4. Carry Out Exercises That Aim to Reduce Fat in Specific Body Parts
Ever seen a social media post that says, “These 5 motions will give you a tiny waistline,” or read a magazine title like “10 core workouts for flat abs”? Friends, don’t take those assertions at face value.
The reality is that there are no activities that can specifically target body fat on a particular area of your body, according to Dodd. “A calorie shortage causes you to lose weight. This entails consuming fewer calories per day than you expend. If you maintain a calorie deficit long enough, you’ll see effects, he adds, noting that while exercise aids in fat loss since it boosts calorie expenditure, overeating food will prevent fat loss.
In actuality, activities for particular body areas will help you increase muscle mass rather than decrease fat. Since subcutaneous fat is closer to the skin than muscle, it covers and surrounds the muscle, which may help the appearance of fat in that location, according to Dodd. He continues, “If you have more muscle, the fat will have to spread out more to cover it, making it appear like there’s less fat in that area.” He uses the following example from a study that tracked 40 overweight women for 12 weeks while they engaged in abdominal resistance training exercises and found no evidence that the exercises reduced abdominal fat:
5. To grow muscle, you must only lift enormous weights.

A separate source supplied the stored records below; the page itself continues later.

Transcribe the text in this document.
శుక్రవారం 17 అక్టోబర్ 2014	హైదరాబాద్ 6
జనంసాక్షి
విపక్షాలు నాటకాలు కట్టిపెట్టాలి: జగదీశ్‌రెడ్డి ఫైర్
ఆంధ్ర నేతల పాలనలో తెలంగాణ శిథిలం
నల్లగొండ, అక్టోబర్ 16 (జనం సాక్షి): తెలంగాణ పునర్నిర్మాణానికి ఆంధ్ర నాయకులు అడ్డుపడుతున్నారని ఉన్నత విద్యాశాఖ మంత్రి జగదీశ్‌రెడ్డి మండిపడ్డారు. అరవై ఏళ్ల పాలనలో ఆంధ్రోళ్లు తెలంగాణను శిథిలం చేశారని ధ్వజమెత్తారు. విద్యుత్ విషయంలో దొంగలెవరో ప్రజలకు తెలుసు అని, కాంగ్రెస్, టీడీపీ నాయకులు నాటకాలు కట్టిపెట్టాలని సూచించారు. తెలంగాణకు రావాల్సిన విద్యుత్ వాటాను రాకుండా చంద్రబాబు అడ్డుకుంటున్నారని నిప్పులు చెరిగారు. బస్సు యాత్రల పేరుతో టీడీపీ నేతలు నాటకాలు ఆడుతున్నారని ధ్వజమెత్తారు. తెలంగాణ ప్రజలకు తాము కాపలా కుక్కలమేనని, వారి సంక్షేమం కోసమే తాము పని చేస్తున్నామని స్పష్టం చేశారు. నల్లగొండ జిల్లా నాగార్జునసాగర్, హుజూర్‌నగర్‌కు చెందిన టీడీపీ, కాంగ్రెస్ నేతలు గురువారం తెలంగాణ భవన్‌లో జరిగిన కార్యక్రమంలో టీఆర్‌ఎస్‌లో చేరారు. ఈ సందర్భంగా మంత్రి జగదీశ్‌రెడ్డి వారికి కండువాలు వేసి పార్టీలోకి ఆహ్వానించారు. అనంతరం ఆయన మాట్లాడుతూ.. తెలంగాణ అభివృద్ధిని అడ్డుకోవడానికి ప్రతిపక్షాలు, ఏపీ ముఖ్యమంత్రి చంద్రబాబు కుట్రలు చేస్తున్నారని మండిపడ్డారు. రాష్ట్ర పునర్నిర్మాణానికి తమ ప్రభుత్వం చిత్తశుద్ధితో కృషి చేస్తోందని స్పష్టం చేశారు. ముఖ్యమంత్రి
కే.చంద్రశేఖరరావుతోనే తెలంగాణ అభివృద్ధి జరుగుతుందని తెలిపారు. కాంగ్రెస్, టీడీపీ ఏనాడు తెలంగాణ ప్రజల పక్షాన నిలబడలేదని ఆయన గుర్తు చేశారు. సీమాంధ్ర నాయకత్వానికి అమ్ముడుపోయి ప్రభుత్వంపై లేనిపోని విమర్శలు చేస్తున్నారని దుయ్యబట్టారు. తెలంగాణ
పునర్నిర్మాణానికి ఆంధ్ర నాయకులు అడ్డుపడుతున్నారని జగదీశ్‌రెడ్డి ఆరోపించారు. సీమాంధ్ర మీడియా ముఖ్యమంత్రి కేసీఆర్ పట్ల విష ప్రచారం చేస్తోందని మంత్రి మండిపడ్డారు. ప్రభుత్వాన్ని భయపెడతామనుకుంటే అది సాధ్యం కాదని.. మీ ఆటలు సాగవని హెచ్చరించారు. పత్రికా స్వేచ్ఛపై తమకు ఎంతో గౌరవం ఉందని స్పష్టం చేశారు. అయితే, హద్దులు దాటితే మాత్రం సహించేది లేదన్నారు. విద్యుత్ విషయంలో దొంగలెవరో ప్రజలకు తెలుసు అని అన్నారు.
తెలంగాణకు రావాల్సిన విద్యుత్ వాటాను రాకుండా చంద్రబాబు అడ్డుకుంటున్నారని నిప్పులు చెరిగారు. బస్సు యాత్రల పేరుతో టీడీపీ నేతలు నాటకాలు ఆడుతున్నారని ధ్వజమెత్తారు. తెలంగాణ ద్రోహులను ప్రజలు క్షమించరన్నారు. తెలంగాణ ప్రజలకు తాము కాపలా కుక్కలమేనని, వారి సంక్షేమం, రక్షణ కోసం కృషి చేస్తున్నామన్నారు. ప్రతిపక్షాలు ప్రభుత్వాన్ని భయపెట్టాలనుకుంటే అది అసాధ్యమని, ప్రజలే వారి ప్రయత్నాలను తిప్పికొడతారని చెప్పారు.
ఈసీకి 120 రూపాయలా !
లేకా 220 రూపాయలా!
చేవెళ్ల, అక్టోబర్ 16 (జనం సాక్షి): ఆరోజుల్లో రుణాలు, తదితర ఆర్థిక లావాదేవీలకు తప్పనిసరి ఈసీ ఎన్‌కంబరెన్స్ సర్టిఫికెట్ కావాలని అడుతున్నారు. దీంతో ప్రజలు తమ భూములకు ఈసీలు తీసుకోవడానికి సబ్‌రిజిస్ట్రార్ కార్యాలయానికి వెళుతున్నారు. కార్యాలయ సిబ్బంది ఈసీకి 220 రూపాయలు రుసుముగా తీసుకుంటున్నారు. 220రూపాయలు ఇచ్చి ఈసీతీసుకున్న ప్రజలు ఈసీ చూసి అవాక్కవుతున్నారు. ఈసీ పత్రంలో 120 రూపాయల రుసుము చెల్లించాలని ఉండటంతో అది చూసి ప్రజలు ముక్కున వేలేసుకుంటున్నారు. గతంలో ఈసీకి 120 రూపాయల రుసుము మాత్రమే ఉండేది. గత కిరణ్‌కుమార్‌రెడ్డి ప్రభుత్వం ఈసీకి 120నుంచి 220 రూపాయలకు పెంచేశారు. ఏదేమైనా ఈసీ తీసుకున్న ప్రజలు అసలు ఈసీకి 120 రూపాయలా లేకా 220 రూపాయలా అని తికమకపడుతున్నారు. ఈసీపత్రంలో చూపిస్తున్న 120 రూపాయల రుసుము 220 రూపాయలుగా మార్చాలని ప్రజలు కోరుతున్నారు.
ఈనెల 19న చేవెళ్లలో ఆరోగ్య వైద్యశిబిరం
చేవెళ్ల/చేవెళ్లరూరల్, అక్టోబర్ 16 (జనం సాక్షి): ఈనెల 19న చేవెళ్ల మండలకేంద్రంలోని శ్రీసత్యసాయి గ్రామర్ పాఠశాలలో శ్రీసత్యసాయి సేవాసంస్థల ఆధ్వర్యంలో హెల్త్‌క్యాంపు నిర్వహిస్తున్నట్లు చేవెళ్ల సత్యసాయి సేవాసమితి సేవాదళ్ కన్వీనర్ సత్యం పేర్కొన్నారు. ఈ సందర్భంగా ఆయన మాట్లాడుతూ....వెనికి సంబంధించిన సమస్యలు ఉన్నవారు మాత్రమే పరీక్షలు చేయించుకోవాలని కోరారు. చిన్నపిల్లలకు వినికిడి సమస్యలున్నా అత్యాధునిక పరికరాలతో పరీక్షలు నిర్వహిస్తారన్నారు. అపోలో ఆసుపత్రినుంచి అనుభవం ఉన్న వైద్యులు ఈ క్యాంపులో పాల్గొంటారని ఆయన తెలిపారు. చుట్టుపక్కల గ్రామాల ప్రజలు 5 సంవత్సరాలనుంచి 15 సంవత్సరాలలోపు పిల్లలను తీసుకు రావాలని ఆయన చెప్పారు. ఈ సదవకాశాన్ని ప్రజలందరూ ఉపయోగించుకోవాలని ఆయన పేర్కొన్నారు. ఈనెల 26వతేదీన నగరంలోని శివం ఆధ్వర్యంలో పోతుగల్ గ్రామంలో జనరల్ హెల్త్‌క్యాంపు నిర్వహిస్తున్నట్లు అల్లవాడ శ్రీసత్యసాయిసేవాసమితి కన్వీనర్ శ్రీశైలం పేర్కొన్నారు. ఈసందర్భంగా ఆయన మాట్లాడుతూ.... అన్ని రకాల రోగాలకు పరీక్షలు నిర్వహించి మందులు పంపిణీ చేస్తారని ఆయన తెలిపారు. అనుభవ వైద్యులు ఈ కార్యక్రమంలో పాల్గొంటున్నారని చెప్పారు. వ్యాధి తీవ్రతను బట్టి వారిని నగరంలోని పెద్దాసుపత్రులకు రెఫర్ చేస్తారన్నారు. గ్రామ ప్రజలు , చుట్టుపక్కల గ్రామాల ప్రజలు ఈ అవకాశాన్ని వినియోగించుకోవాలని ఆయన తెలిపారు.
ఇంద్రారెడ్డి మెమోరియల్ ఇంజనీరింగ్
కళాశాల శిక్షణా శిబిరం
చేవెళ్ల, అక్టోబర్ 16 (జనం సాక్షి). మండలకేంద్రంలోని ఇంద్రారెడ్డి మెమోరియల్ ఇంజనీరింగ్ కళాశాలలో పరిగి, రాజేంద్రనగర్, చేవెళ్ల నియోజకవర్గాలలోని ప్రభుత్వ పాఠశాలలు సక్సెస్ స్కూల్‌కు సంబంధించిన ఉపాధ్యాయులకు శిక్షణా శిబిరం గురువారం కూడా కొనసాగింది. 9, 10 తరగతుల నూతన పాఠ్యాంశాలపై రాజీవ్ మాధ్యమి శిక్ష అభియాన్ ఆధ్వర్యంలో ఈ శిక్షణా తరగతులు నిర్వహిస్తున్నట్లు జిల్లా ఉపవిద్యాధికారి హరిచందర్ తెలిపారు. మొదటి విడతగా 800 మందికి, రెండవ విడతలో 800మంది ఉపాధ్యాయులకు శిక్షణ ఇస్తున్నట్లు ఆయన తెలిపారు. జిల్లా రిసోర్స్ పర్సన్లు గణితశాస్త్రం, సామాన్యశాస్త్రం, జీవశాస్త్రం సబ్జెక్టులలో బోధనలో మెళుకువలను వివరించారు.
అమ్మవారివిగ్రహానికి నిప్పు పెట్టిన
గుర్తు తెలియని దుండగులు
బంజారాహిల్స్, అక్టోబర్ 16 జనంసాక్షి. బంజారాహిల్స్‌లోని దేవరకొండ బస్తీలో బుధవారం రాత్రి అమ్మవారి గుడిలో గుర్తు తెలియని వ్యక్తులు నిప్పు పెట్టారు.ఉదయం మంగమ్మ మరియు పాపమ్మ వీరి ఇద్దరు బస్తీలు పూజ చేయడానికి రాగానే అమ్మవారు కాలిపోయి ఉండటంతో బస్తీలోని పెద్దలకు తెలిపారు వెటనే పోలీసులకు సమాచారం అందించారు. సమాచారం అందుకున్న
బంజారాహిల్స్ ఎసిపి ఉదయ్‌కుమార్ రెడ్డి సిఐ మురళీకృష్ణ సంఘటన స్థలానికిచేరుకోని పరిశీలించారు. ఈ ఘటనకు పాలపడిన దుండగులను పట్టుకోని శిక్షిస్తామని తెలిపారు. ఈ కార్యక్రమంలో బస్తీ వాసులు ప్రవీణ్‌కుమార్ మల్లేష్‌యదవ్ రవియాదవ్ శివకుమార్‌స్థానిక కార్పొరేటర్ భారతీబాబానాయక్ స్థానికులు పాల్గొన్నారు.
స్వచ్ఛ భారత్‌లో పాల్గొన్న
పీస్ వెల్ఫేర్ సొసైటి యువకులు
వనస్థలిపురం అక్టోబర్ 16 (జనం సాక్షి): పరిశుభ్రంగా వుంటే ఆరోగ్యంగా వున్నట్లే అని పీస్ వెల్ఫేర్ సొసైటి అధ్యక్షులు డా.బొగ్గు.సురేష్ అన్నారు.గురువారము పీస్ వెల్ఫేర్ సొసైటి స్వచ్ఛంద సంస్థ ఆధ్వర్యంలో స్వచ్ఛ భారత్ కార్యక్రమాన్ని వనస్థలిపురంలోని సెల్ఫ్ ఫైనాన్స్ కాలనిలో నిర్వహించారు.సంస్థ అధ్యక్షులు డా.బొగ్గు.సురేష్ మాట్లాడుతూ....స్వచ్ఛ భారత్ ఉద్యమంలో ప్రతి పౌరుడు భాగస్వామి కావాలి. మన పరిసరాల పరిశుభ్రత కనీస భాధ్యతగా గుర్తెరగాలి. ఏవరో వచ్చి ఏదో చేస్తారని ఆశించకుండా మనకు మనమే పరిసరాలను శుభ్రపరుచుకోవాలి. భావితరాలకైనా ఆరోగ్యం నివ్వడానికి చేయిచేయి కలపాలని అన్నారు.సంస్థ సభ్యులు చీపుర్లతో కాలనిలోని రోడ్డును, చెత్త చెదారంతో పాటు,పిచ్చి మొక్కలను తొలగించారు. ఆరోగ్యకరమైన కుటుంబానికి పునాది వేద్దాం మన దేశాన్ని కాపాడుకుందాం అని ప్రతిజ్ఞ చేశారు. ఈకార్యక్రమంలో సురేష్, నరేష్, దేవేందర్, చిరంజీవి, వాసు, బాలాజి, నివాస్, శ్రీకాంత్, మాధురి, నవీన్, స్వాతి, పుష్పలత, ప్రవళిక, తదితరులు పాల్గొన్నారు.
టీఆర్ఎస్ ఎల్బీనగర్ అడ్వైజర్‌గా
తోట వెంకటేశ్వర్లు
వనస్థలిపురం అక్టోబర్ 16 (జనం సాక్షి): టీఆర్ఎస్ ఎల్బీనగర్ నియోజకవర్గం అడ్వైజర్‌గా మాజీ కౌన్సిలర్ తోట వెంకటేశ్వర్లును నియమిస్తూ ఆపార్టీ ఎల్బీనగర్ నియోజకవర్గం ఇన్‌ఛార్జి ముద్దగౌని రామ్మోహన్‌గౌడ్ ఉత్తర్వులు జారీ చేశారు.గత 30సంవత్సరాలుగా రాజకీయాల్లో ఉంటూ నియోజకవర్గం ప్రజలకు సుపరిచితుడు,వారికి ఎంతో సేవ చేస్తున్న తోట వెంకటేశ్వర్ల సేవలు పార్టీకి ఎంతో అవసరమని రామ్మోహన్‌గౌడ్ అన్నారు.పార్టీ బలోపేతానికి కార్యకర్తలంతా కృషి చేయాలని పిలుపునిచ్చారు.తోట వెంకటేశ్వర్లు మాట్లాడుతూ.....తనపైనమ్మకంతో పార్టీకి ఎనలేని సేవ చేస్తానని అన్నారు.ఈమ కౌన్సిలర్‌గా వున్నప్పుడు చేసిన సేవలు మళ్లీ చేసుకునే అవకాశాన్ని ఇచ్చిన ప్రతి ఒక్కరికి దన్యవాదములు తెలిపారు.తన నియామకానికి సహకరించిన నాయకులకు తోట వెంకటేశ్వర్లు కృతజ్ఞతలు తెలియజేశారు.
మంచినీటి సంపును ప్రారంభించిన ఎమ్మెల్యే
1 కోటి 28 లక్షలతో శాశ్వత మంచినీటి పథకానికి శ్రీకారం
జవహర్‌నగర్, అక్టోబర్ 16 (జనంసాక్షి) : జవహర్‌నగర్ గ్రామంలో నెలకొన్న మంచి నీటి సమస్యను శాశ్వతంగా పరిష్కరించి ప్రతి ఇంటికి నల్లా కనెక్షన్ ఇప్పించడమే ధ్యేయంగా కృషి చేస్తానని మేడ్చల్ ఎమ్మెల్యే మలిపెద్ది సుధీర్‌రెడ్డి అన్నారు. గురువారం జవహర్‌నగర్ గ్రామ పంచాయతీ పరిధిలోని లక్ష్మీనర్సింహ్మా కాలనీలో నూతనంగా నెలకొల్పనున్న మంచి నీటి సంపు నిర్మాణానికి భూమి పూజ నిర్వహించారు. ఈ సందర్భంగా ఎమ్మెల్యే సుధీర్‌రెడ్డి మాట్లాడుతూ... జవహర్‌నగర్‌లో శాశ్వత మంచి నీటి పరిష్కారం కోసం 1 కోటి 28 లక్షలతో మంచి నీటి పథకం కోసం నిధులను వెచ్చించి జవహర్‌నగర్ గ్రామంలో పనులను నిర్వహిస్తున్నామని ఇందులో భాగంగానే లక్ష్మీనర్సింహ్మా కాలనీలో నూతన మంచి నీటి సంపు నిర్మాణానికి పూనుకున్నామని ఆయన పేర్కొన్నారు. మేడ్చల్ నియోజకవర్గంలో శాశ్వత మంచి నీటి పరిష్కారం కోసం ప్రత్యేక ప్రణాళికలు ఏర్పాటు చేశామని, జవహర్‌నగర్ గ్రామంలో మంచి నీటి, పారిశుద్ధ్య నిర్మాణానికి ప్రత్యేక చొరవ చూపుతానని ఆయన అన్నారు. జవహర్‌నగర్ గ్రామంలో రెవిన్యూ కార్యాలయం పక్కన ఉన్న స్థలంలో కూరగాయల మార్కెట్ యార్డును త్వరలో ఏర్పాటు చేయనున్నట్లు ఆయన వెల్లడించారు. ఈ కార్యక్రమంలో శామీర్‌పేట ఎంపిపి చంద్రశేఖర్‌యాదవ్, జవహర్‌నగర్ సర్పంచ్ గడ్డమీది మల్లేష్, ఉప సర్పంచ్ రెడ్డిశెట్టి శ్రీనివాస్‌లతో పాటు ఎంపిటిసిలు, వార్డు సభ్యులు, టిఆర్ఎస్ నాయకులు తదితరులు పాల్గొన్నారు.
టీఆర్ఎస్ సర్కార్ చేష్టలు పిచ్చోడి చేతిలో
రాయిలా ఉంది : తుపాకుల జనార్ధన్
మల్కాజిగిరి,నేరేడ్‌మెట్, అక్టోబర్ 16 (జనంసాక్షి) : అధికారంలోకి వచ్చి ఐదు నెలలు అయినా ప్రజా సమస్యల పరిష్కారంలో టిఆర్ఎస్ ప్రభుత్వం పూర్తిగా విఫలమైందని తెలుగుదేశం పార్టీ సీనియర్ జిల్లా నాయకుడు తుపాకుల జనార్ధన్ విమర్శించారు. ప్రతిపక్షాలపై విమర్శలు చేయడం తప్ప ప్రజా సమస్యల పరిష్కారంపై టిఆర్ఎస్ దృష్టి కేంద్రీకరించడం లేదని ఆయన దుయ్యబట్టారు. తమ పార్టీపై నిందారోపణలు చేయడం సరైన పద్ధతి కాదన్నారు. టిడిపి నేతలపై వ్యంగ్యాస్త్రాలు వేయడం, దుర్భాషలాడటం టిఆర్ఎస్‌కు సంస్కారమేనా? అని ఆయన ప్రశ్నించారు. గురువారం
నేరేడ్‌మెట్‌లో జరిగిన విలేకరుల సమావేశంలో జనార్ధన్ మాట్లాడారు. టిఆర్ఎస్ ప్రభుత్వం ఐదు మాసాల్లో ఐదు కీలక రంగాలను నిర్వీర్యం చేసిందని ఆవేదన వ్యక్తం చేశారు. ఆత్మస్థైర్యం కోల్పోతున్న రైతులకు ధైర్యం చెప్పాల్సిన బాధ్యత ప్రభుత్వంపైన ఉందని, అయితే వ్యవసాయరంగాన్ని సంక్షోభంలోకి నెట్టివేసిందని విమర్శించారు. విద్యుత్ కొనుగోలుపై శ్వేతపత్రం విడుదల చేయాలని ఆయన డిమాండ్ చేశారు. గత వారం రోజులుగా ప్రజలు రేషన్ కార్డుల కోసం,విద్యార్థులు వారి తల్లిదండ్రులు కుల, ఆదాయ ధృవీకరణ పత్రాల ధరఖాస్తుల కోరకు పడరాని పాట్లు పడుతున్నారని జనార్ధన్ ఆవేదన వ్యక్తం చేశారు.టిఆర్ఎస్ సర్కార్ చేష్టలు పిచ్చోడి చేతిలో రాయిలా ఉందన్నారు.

Nope. Even with deca durabolin, you can get in shape. “Another popular piece of advice that the scientific literature does not support is the notion that to grow muscle, you must lift enormous weights. This is untrue. According to this study, as long as the loads are lifted to failure, there is no difference in muscle hypertrophy when utilizing light or heavy loads. “Strength and muscle are needed to lift high weights; these can be developed through training with light loads. But since it’s also a skill, honing that ability is just as crucial as getting more robust if you want to lift the most significant weight. Try these suggestions to gain muscle instead of going straight for the heavier dumbbells on the weight rack.
6. Exercise more often to lose weight
Another lousy advice is, “You need to exercise for whatever amount of time to lose weight.” According to Pam Sherman, a qualified personal trainer, and author, exercise has little to do with weight loss. Sherman believes that Herman Pontzer’s statement in his latest book, Burn: New Research Blows the Lid Off How We Burn Calories, Lose Weight, and Stay Healthy, best captures this idea: The amount of calories you burn each day is primarily unrelated to how active you are, and increasing your energy expenditure won’t stop you from gaining weight.
7. There is only one exercise that is ideal for you.
This one-size-fits-all approach to fitness is utterly incorrect, just like there is no perfect diet. “No one can find the ideal workout. Please resist the urge to believe that “[insert popular exercise] is all you need! Hot yoga may have helped your cousin lose 50 pounds, but you might never put on exercise clothes again after spending just 30 seconds in a hot environment. Similar to how it’s unlikely that you’ll enjoy getting drawn into a YouTube vortex of HIIT videos just because your college buddy does.